Many Olorishas, and especially those with spiritist influence, burn incense throughout the home on the 31st. This is optional, though if it does not do any good, it cannot do any harm either.

At midnight, the Olorisha—preferably dressed in white—should enter the igbodu and salute his/her orishas and pray for prosperity, health and other things in the coming year. Two candles may be lit at said time. Family members should prostrate before their elders as well as their orishas. Some Olorishas, especially those who have large ilés, tend to perform divination for the year at this time. Others perform it early the next morning. This divination is not meant to undermine the Babalawos’ reading for the year, but to complement it and offer guidance to the particular Olorisha and the ilé osha. All Olorisha should go for divination at the beginning of the year to ask if there are any ebós or recommendations from the orishas for the New Year.
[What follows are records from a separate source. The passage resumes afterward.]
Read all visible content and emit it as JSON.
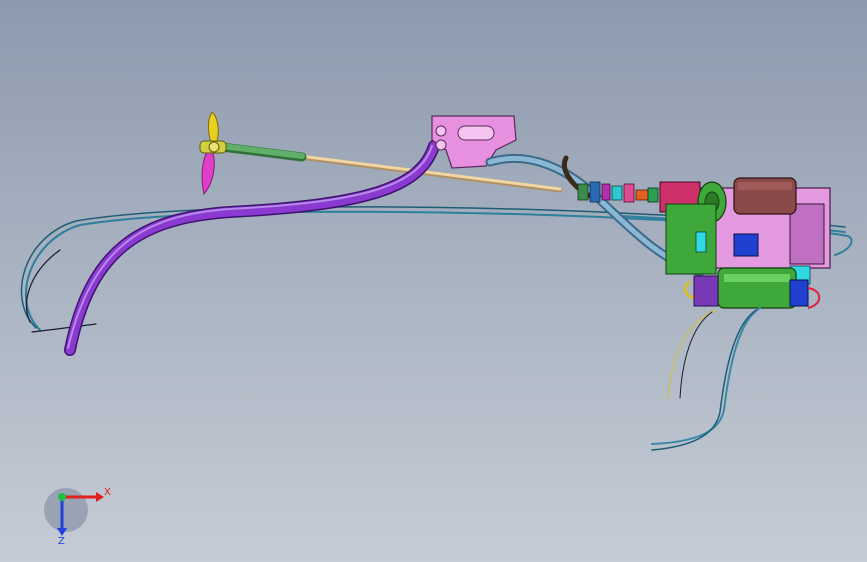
{
  "viewport": {
    "background_top": "#8d9aae",
    "background_bottom": "#c6ccd6"
  },
  "model": {
    "parts": {
      "propeller": {
        "color": "#e040c8",
        "hub_color": "#e8d020"
      },
      "shaft": {
        "color": "#e8c890"
      },
      "shaft_sleeve": {
        "color": "#4f9a5a"
      },
      "mount_bracket": {
        "color": "#e890e0"
      },
      "hose_purple": {
        "color": "#7a2ab8"
      },
      "hose_blue": {
        "color": "#6f9fc0"
      },
      "motor_housing": {
        "color": "#e49ae0"
      },
      "motor_green": {
        "color": "#3fa83a"
      },
      "battery_box": {
        "color": "#8b4a4a"
      },
      "cable_teal": {
        "color": "#3a8aa8"
      },
      "cable_yellow": {
        "color": "#d8d060"
      },
      "connector_red": {
        "color": "#e02040"
      },
      "component_blue": {
        "color": "#2040d0"
      },
      "component_cyan": {
        "color": "#30d8e0"
      }
    }
  },
  "triad": {
    "x_label": "X",
    "z_label": "Z",
    "x_color": "#e02020",
    "y_color": "#20c040",
    "z_color": "#2040e0"
  }
}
Those who have Oduduwá may place offerings before the Orisha. In the Lukumí tradition, Oduduwá’s day is the 1st of January. Many Olorishas observe this day and hold celebrations for Oduduwá, often receiving their om’orisha who come to pay their respects on this day.

During the first seven days of the year, it is advisable to go before one’s godparents to pay homage to their orishas. Likewise, this is the time of the year for doable to one’s elders. It is customary to prostrate before older Olorishas at the beginning of the year, even if one has attained levels within the priesthood where prostrating before elders other than one’s Olorishas is optional and no longer mandatory.

Additionally, it is a good idea to feed Elegbá at the onset of every New Year. Some Olorishas have indications from their itá to do this and other ebós at the beginning of each year. Those that do not should at least offer Elegbá a chicken to start the year on a fresh note.

Happy New Year to all. May Olorun grant that the year 2002 be a year of peace and prosperity for all of us.